In my experience, when searching for logs it is very common to search for phrases - e.g. "user logged in" or "request completed" . It is also common that one uses Kibana (or OpenSearch Dashboards) to search logs - where the query parser allows users to enter phrase queries however they want. I would not be surprised if this sometimes causes Elasticsearch clusters to become unresponsive.
I think that match_only_text fields should only be used if you really know what you are doing, and probably only if you control exactly which queries are being run.
The original blog post has a section called "Text querying" which contains charts for a "Simple Query" - which according to the charts.py file in the Elastic benchmarking repository is based on the original message: monkey jackal bear , with some filtered variants.
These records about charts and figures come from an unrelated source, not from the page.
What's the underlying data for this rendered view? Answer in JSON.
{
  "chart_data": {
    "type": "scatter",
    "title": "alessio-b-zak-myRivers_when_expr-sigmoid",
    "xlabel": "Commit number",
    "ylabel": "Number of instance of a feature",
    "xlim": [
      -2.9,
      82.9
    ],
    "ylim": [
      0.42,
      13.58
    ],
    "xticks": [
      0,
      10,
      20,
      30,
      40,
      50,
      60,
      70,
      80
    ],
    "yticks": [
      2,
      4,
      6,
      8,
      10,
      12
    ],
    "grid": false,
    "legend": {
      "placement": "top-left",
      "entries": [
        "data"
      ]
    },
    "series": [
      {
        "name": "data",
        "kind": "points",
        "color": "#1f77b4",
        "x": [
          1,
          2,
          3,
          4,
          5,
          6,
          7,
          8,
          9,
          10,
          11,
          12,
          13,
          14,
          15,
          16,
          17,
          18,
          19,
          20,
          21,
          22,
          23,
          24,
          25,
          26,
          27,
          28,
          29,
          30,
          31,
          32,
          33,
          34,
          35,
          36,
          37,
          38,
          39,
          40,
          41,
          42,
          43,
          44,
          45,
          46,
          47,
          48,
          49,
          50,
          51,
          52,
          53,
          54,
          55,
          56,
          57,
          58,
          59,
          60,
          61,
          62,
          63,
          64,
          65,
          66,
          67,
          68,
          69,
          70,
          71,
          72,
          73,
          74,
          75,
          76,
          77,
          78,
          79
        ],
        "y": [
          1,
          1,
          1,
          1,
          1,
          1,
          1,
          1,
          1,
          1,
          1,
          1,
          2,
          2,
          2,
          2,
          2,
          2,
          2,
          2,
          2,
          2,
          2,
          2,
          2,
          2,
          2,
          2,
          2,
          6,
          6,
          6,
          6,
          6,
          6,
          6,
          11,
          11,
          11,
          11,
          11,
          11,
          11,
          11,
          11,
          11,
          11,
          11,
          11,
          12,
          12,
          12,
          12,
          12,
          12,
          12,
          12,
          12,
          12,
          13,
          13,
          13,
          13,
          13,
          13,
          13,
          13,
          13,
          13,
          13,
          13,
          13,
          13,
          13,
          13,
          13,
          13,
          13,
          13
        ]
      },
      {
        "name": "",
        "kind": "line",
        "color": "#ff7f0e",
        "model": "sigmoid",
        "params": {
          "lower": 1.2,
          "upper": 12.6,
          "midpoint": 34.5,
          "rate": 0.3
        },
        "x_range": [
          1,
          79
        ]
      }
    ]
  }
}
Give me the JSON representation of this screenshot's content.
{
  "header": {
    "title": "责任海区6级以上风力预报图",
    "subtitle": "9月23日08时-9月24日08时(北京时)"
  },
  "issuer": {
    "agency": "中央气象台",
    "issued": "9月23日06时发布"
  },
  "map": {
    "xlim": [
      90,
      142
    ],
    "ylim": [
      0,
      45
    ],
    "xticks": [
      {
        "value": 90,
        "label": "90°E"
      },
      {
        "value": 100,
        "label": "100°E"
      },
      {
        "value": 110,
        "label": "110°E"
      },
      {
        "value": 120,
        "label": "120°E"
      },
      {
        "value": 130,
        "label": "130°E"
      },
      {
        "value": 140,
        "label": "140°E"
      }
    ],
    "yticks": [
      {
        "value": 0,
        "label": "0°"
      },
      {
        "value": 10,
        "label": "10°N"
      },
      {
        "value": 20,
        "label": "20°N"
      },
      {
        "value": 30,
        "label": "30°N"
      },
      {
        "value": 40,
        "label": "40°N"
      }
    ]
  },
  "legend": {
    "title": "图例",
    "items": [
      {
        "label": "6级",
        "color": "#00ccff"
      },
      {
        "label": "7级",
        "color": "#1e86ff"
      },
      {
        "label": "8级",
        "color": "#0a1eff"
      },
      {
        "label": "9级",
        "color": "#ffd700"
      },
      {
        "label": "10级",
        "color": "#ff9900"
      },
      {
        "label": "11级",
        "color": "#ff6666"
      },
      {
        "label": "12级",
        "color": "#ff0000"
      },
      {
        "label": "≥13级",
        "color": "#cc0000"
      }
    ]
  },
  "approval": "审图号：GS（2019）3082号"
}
They do not really try to understand what makes it faster in Elasticsearch.
In the paragraph below they say that:
Text querying is foundational and crucial for full-text search, which is the primary feature of Elasticsearch. Text field queries allow users to search for specific phrases, individual words, or even parts of words in the text data.
Which mentions phrase queries as a capability. But, as we have seen in this post, phrase queries in the benchmarked setup of Elasticsearch are very slow. They later say that:
Elasticsearch was still 13% more space efficient
While not mentioning that it is all due to a lack of positional data, which makes the (fairly common) phrase query slow. I think that it would be fair to highlight that the 13% comes at the cost of phrase queries being slow, by e.g. including phrase queries in the benchmark.